Massachusetts state officials recently uncovered a slew of tax and labor law violations during an investigation of employment practices used by construction companies working on an $18 million renovation project at the Boston Marriott Copley Place.

The possibility of malfeasance was first brought to the attention of the state Attorney General's Office by the New England Regional Council of Carpenters. Investigators from the Joint Enforcement Task Force on the Underground Economy and Employee Misclassification subsequently discovered a wide range of violations.

The companies working on the hotel collectively failed to report $1.2 million in wages and defrauded the state of almost $86,000 in taxes.

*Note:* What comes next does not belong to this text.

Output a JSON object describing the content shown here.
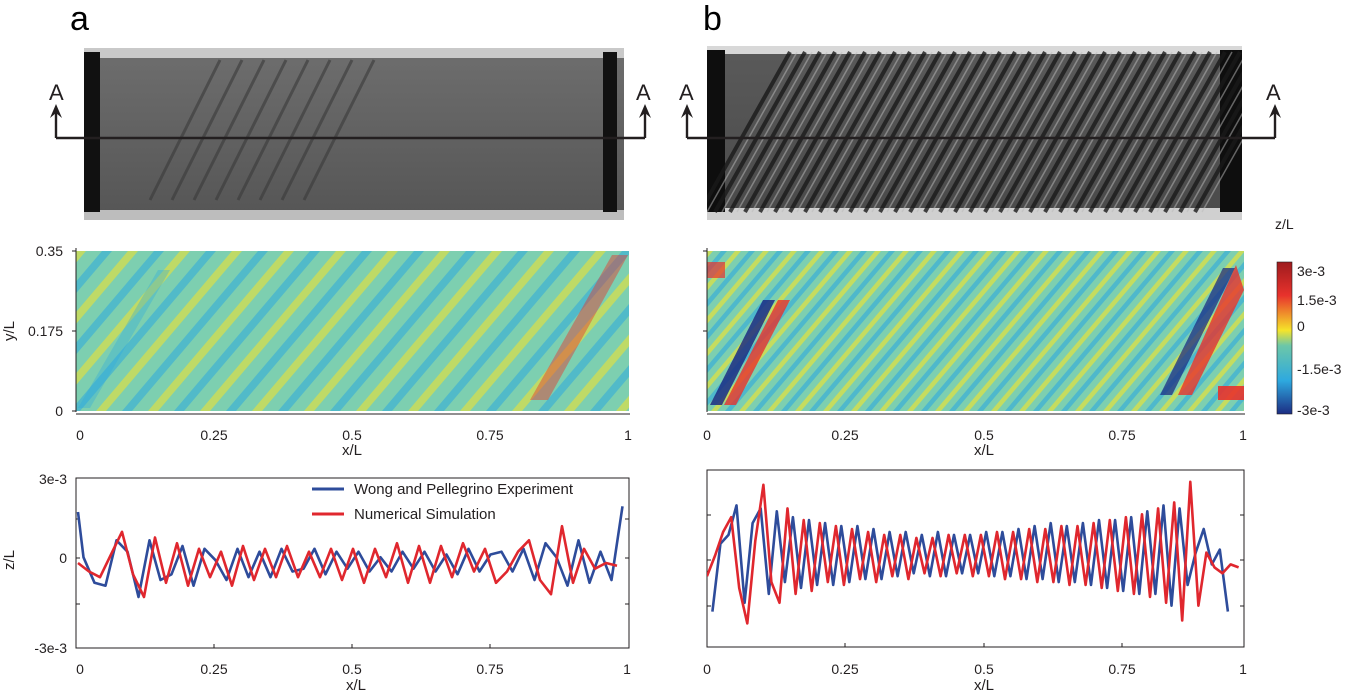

Sixty-three employees were illegally misclassified as independent contractors as part of as scheme to dodge taxes and avoid paying for insurance and other benefits.

In a press release, Massachusetts Attorney General Martha Coakley slammed the construction companies' underhanded tactics and portrayed her office's actions as necessary to ensure fair competition in the industry.

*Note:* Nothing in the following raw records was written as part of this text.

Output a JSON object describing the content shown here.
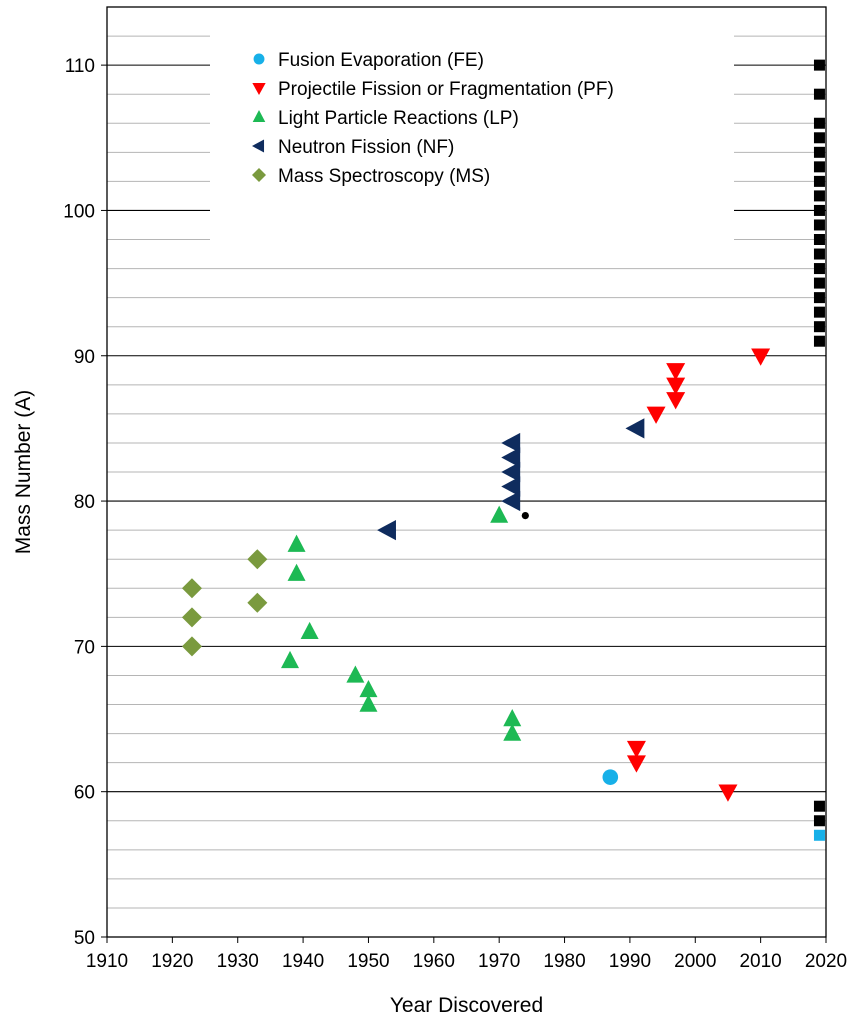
{
  "chart_data": {
    "type": "scatter",
    "xlabel": "Year Discovered",
    "ylabel": "Mass Number (A)",
    "xlim": [
      1910,
      2020
    ],
    "ylim": [
      50,
      114
    ],
    "xticks": [
      "1910",
      "1920",
      "1930",
      "1940",
      "1950",
      "1960",
      "1970",
      "1980",
      "1990",
      "2000",
      "2010",
      "2020"
    ],
    "yticks": [
      "50",
      "60",
      "70",
      "80",
      "90",
      "100",
      "110"
    ],
    "grid": "major and minor horizontal",
    "legend_position": "top-left",
    "series": [
      {
        "name": "Fusion Evaporation (FE)",
        "marker": "circle",
        "color": "#17b0e8",
        "points": [
          [
            1987,
            61
          ]
        ]
      },
      {
        "name": "Projectile Fission or Fragmentation (PF)",
        "marker": "triangle-down",
        "color": "#ff0000",
        "points": [
          [
            1991,
            63
          ],
          [
            1991,
            62
          ],
          [
            1994,
            86
          ],
          [
            1997,
            89
          ],
          [
            1997,
            88
          ],
          [
            1997,
            87
          ],
          [
            2005,
            60
          ],
          [
            2010,
            90
          ]
        ]
      },
      {
        "name": "Light Particle Reactions (LP)",
        "marker": "triangle-up",
        "color": "#1db954",
        "points": [
          [
            1938,
            69
          ],
          [
            1939,
            77
          ],
          [
            1939,
            75
          ],
          [
            1941,
            71
          ],
          [
            1948,
            68
          ],
          [
            1950,
            67
          ],
          [
            1950,
            66
          ],
          [
            1970,
            79
          ],
          [
            1972,
            65
          ],
          [
            1972,
            64
          ]
        ]
      },
      {
        "name": "Neutron Fission (NF)",
        "marker": "triangle-left",
        "color": "#0f2c5e",
        "points": [
          [
            1953,
            78
          ],
          [
            1972,
            84
          ],
          [
            1972,
            83
          ],
          [
            1972,
            82
          ],
          [
            1972,
            81
          ],
          [
            1972,
            80
          ],
          [
            1991,
            85
          ]
        ]
      },
      {
        "name": "Mass Spectroscopy (MS)",
        "marker": "diamond",
        "color": "#7a9a3e",
        "points": [
          [
            1923,
            74
          ],
          [
            1923,
            72
          ],
          [
            1923,
            70
          ],
          [
            1933,
            76
          ],
          [
            1933,
            73
          ]
        ]
      }
    ],
    "unlabeled_series": [
      {
        "marker": "square",
        "color": "#000000",
        "points": [
          [
            2019,
            110
          ],
          [
            2019,
            108
          ],
          [
            2019,
            106
          ],
          [
            2019,
            105
          ],
          [
            2019,
            104
          ],
          [
            2019,
            103
          ],
          [
            2019,
            102
          ],
          [
            2019,
            101
          ],
          [
            2019,
            100
          ],
          [
            2019,
            99
          ],
          [
            2019,
            98
          ],
          [
            2019,
            97
          ],
          [
            2019,
            96
          ],
          [
            2019,
            95
          ],
          [
            2019,
            94
          ],
          [
            2019,
            93
          ],
          [
            2019,
            92
          ],
          [
            2019,
            91
          ],
          [
            2019,
            59
          ],
          [
            2019,
            58
          ]
        ]
      },
      {
        "marker": "square",
        "color": "#17b0e8",
        "points": [
          [
            2019,
            57
          ]
        ]
      },
      {
        "marker": "small-circle",
        "color": "#000000",
        "points": [
          [
            1974,
            79
          ]
        ]
      }
    ]
  }
}
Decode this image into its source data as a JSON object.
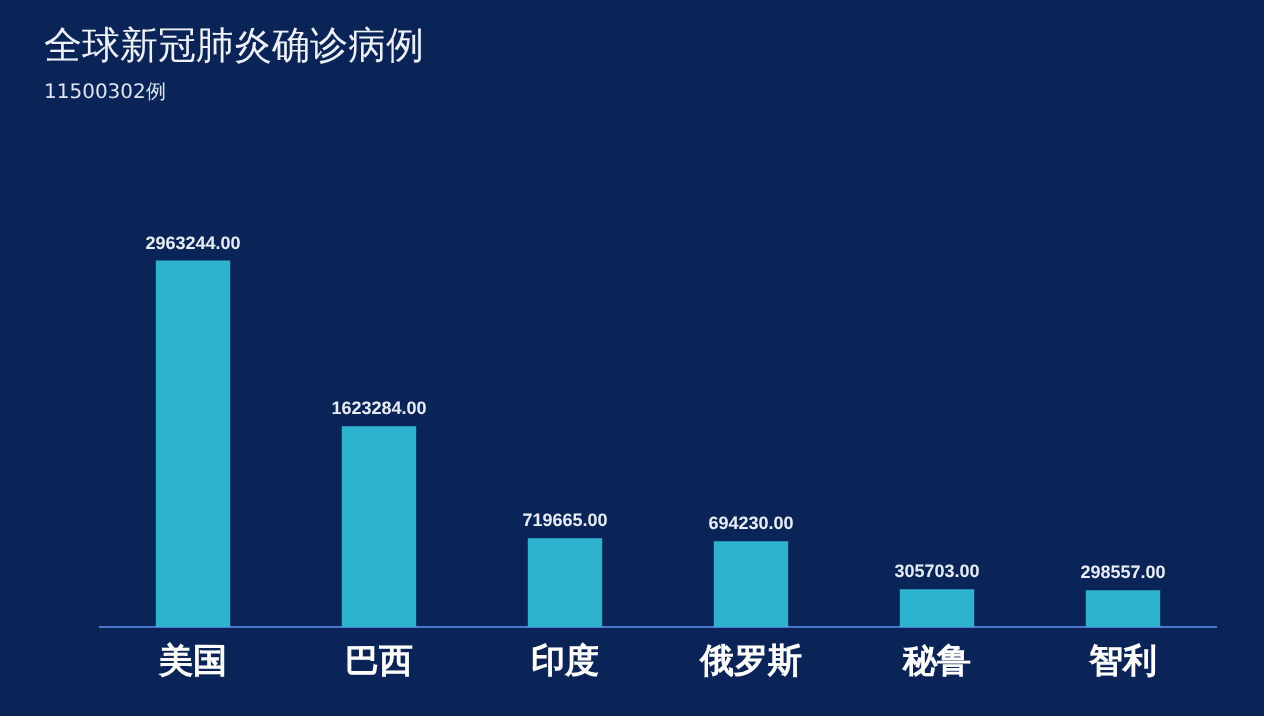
{
  "chart_data": {
    "type": "bar",
    "title": "全球新冠肺炎确诊病例",
    "subtitle": "11500302例",
    "categories": [
      "美国",
      "巴西",
      "印度",
      "俄罗斯",
      "秘鲁",
      "智利"
    ],
    "values": [
      2963244,
      1623284,
      719665,
      694230,
      305703,
      298557
    ],
    "value_labels": [
      "2963244.00",
      "1623284.00",
      "719665.00",
      "694230.00",
      "305703.00",
      "298557.00"
    ],
    "color": "#2eb3cf",
    "tick_labels": "x",
    "grid": false,
    "legend": false
  }
}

"We enforce these laws not only to protect workers, but to level the playing field for all businesses who play by the rules," said Coakley.

Joanne Goldstein, Massachusetts' secretary of labor and workforce development, elaborated further.

"These violations not only hurt employees, but also impact legitimate businesses and taxpayers, who end up subsidizing the unpaid wages, unemployment, and workers' compensation costs and taxes," explained Goldstein.

According to data from the attorney general's employee misclassification task force, the "underground economy" has been significantly expanding in Massachusetts. In 2011, the group collected almost $11 million in fines, back taxes and unpaid wages. This was up dramatically from the $1.4 million collected in 2009.

The spread of illicit labor practices is sure to attract increasing attention from state officials. It may even drive further tightening of local laws regarding independent contractor compliance.

Companies that work with freelancers should keep abreast of regulatory changes and enforcement actions in order to ensure that their independent contractor agreements will withstand scrutiny.